This post is the first in a series of notes on Walter Ong‘s book Orality and Literacy: The Technologizing of the Word. The book, so far, is a corker, and looks to have significant implications for any discussion of “markets as conversations” and the like.
Chapter 1: The Orality of Language
“All thought, including that in primary oral cultures, is to some degree analytic: it breaks its materials into various components.. But abstractly sequential, classificatory, explanatory examination of stated truths is impossible without writing and reading. Human beings in primary oral cultures, those untouched by writing in any form, learn a great deal and possess and practise great wisdom, but they do not ‘study’.*” (p.8/9)
* Study meaning extended sequential analysis.
“Written words are residue. Oral tradition has no such residue or deposit.

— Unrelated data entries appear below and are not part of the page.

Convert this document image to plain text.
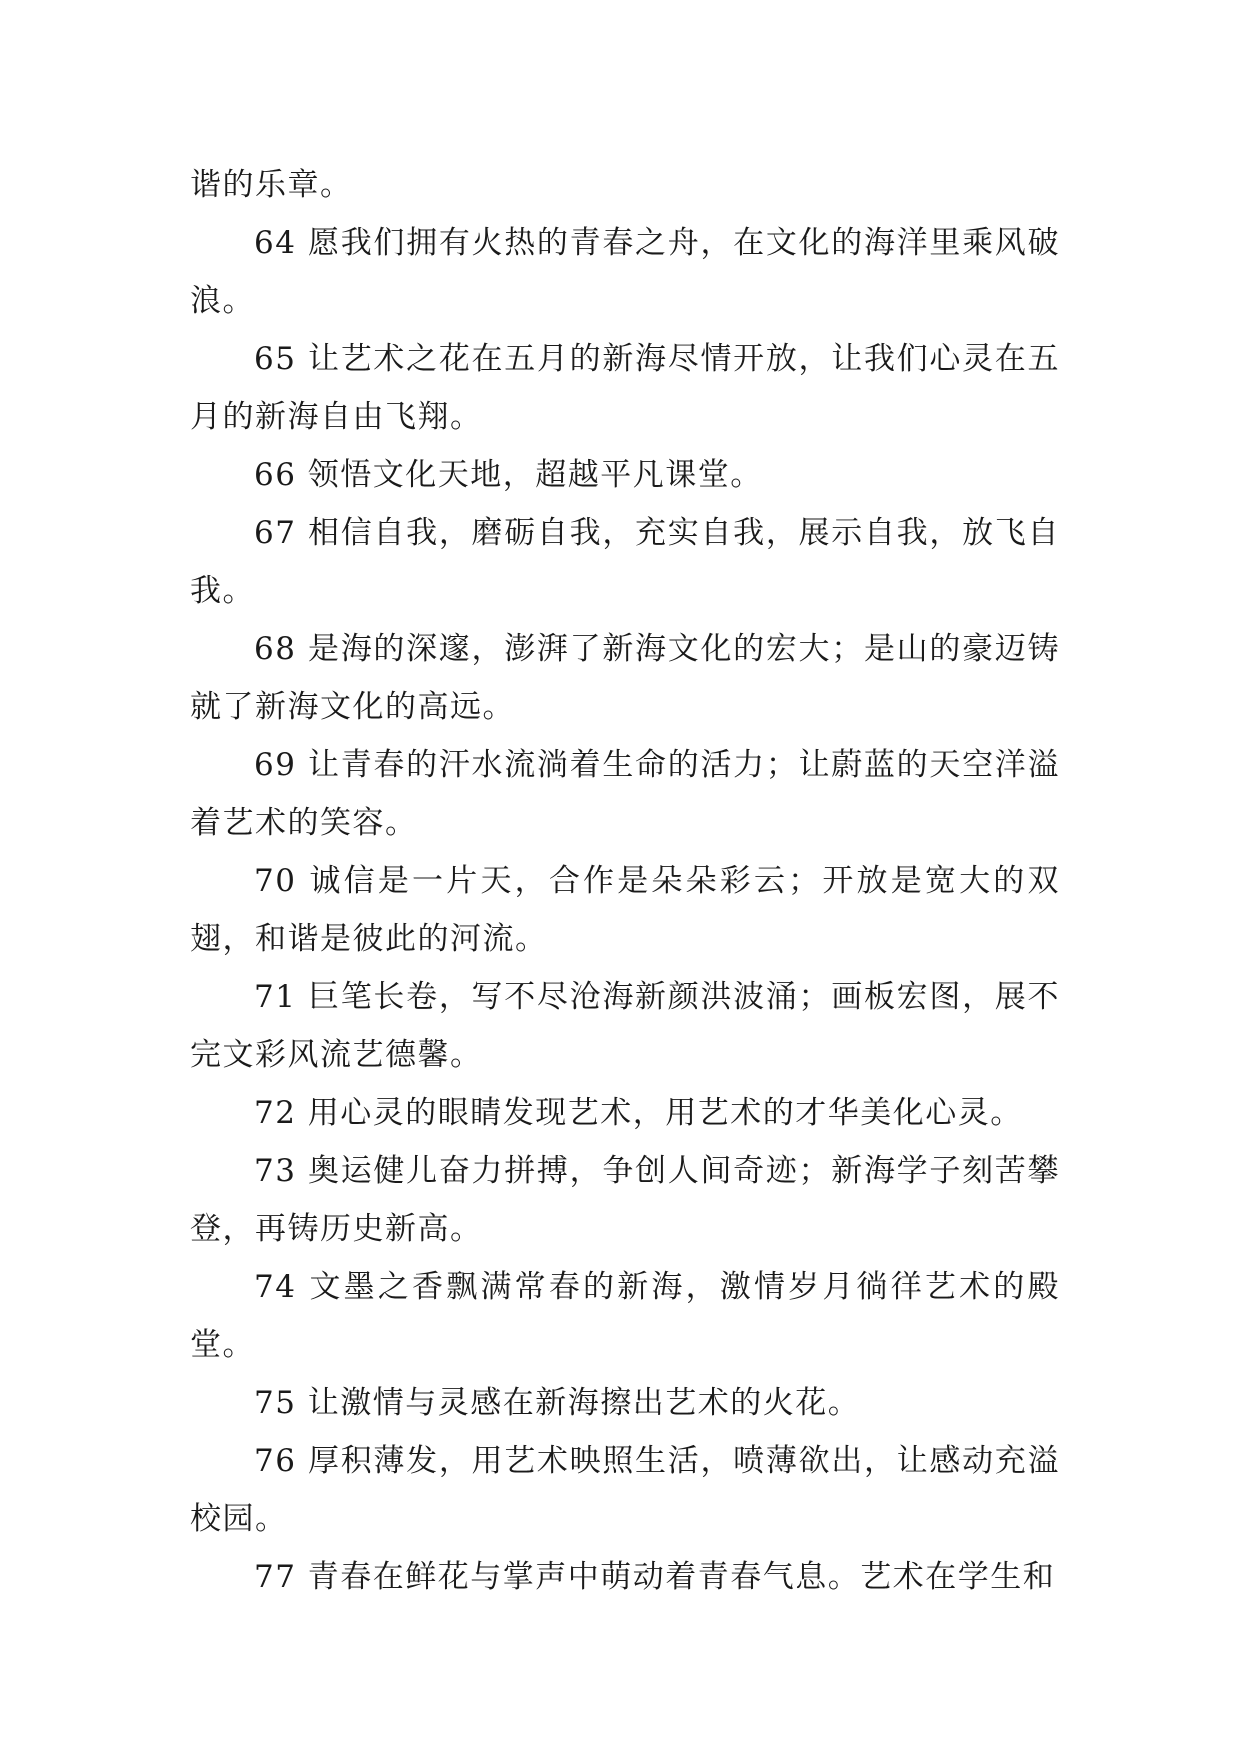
谐的乐章。

64 愿我们拥有火热的青春之舟，在文化的海洋里乘风破浪。

65 让艺术之花在五月的新海尽情开放，让我们心灵在五月的新海自由飞翔。

66 领悟文化天地，超越平凡课堂。

67 相信自我，磨砺自我，充实自我，展示自我，放飞自我。

68 是海的深邃，澎湃了新海文化的宏大；是山的豪迈铸就了新海文化的高远。

69 让青春的汗水流淌着生命的活力；让蔚蓝的天空洋溢着艺术的笑容。

70 诚信是一片天，合作是朵朵彩云；开放是宽大的双翅，和谐是彼此的河流。

71 巨笔长卷，写不尽沧海新颜洪波涌；画板宏图，展不完文彩风流艺德馨。

72 用心灵的眼睛发现艺术，用艺术的才华美化心灵。

73 奥运健儿奋力拼搏，争创人间奇迹；新海学子刻苦攀登，再铸历史新高。

74 文墨之香飘满常春的新海，激情岁月徜徉艺术的殿堂。

75 让激情与灵感在新海擦出艺术的火花。

76 厚积薄发，用艺术映照生活，喷薄欲出，让感动充溢校园。

77 青春在鲜花与掌声中萌动着青春气息。艺术在学生和
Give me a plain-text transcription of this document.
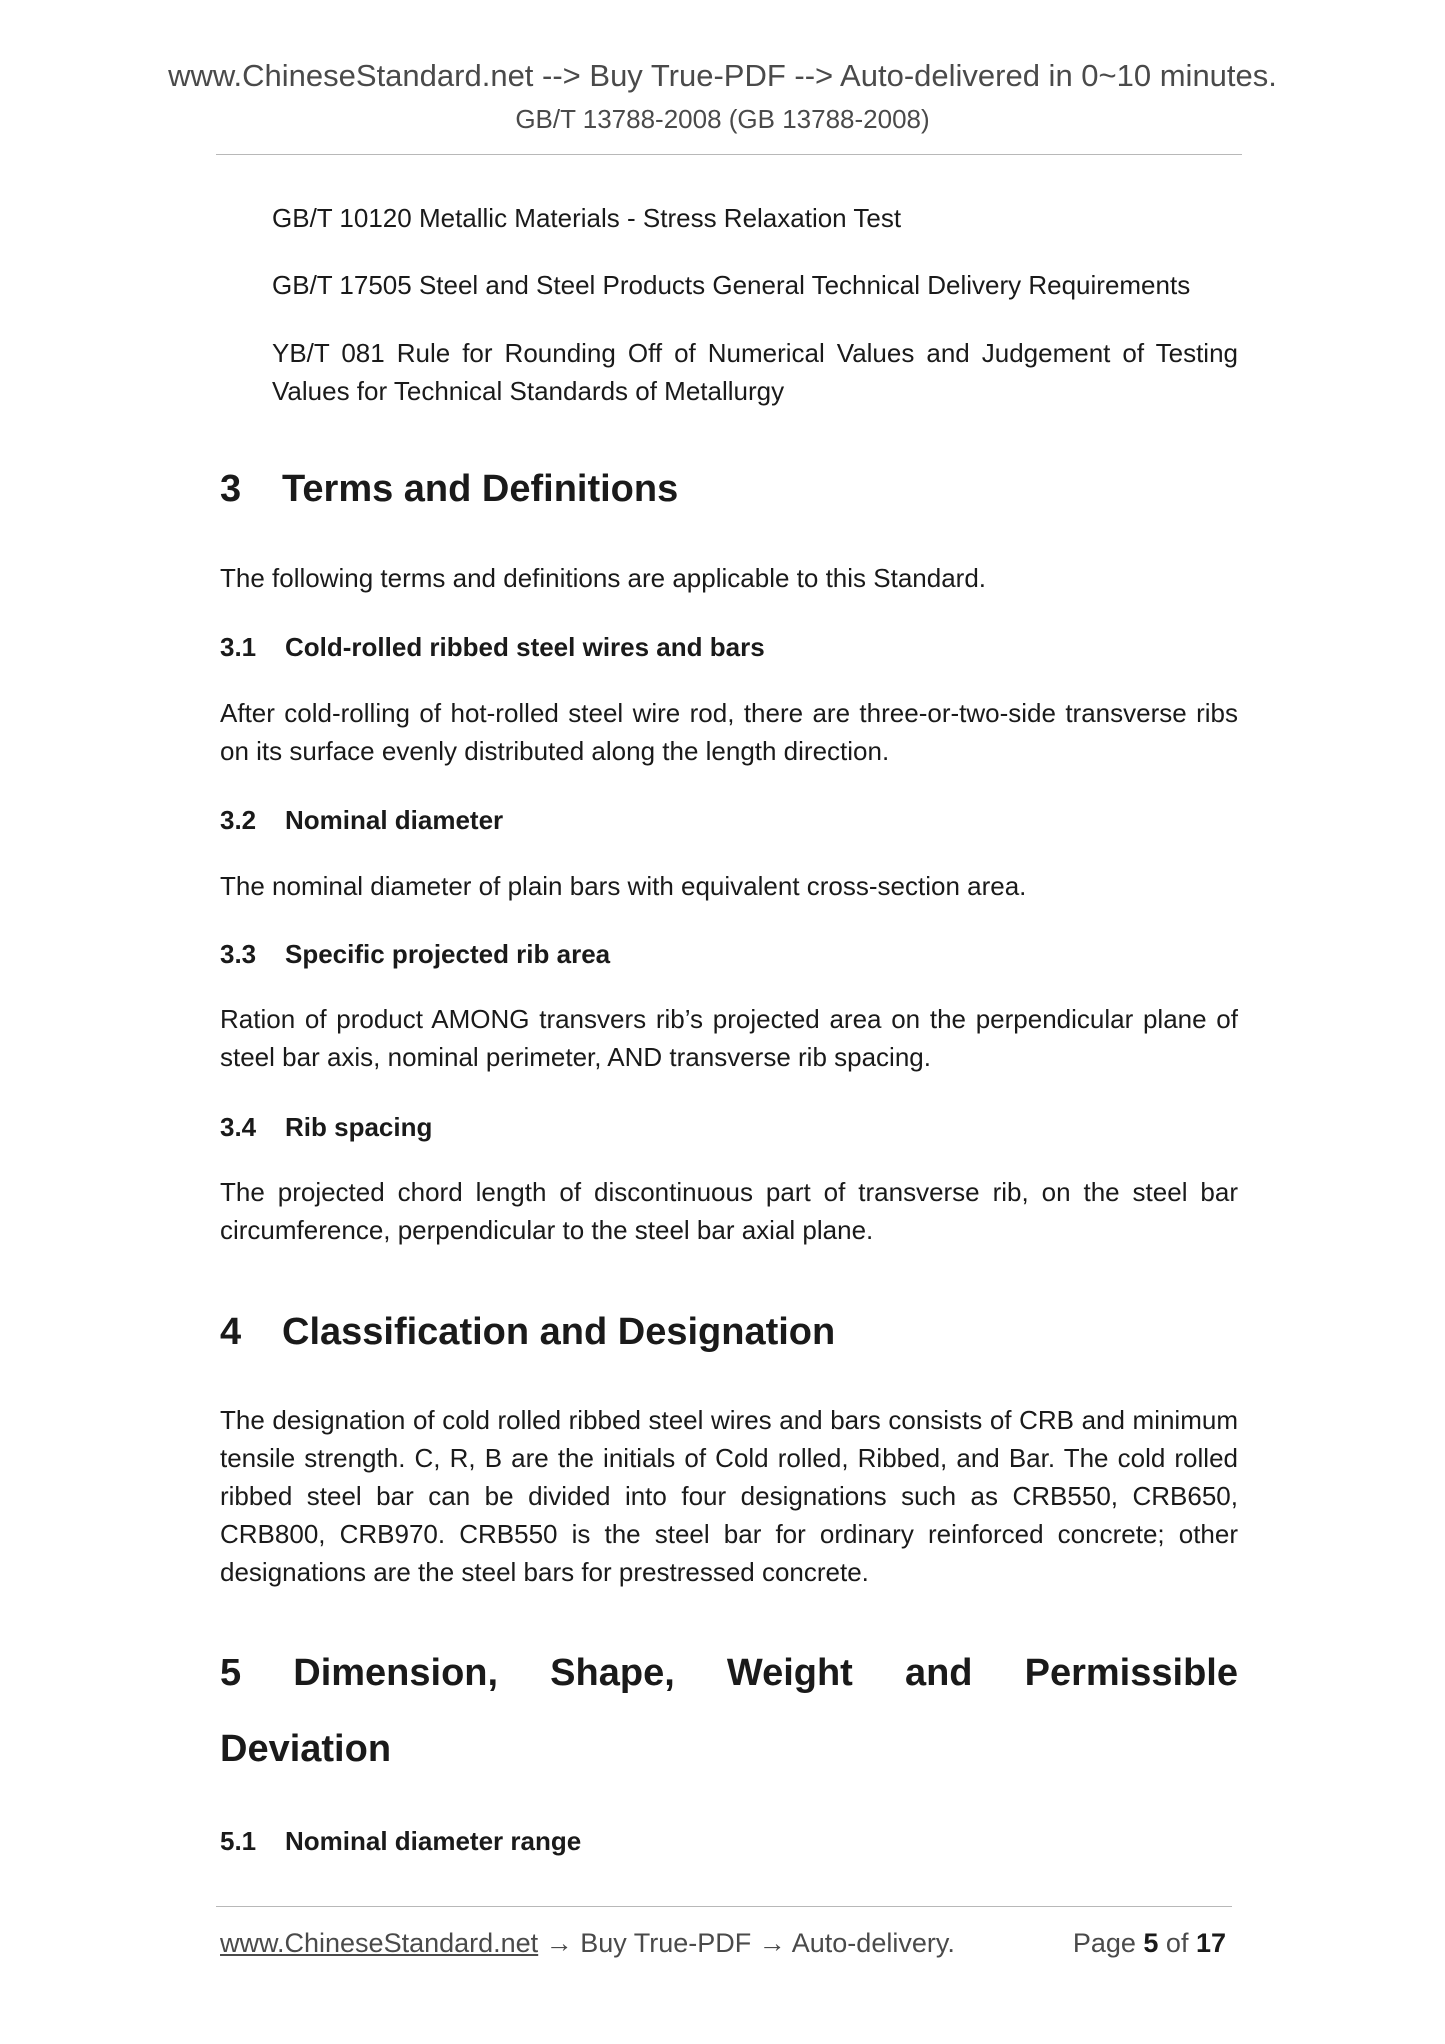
www.ChineseStandard.net --> Buy True-PDF --> Auto-delivered in 0~10 minutes.
GB/T 13788-2008 (GB 13788-2008)
GB/T 10120 Metallic Materials - Stress Relaxation Test
GB/T 17505 Steel and Steel Products General Technical Delivery Requirements
YB/T 081 Rule for Rounding Off of Numerical Values and Judgement of Testing Values for Technical Standards of Metallurgy
3 Terms and Definitions
The following terms and definitions are applicable to this Standard.
3.1 Cold-rolled ribbed steel wires and bars
After cold-rolling of hot-rolled steel wire rod, there are three-or-two-side transverse ribs on its surface evenly distributed along the length direction.
3.2 Nominal diameter
The nominal diameter of plain bars with equivalent cross-section area.
3.3 Specific projected rib area
Ration of product AMONG transvers rib’s projected area on the perpendicular plane of steel bar axis, nominal perimeter, AND transverse rib spacing.
3.4 Rib spacing
The projected chord length of discontinuous part of transverse rib, on the steel bar circumference, perpendicular to the steel bar axial plane.
4 Classification and Designation
The designation of cold rolled ribbed steel wires and bars consists of CRB and minimum tensile strength. C, R, B are the initials of Cold rolled, Ribbed, and Bar. The cold rolled ribbed steel bar can be divided into four designations such as CRB550, CRB650, CRB800, CRB970. CRB550 is the steel bar for ordinary reinforced concrete; other designations are the steel bars for prestressed concrete.
5 Dimension, Shape, Weight and Permissible
Deviation
5.1 Nominal diameter range
www.ChineseStandard.net → Buy True-PDF → Auto-delivery.	Page 5 of 17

When an often-told story is not actually being told, all that exists of it is the potential in certain human beings to tell it. We (those who read texts such as this) are for the most part so resolutely literate that we feel uncomfortable with a situation in which verbalisation is so little thing-like as it is in oral tradition.”
Excellent post, Piers. When I think of analogies for oral epos, I think of theater or live music, where the audience helps enact and energize an unfinished mutable process, as opposed to written texts, which are similar to static objects like movies or recorded music.
Like the analogy! Makes me think of Jazz (or other) “standards” and musicians improvising round them. Live events and albums have very different feels, eh?
Sounds an interesting book Piers – pity I have a major unread stack at the moment.
A thought occurs to me about this medium – one of the reasons I like it, is that it’s more like conversation, than “writing” – the reason in saying something is more immediate – a kind of body language, with interaction in the spaces.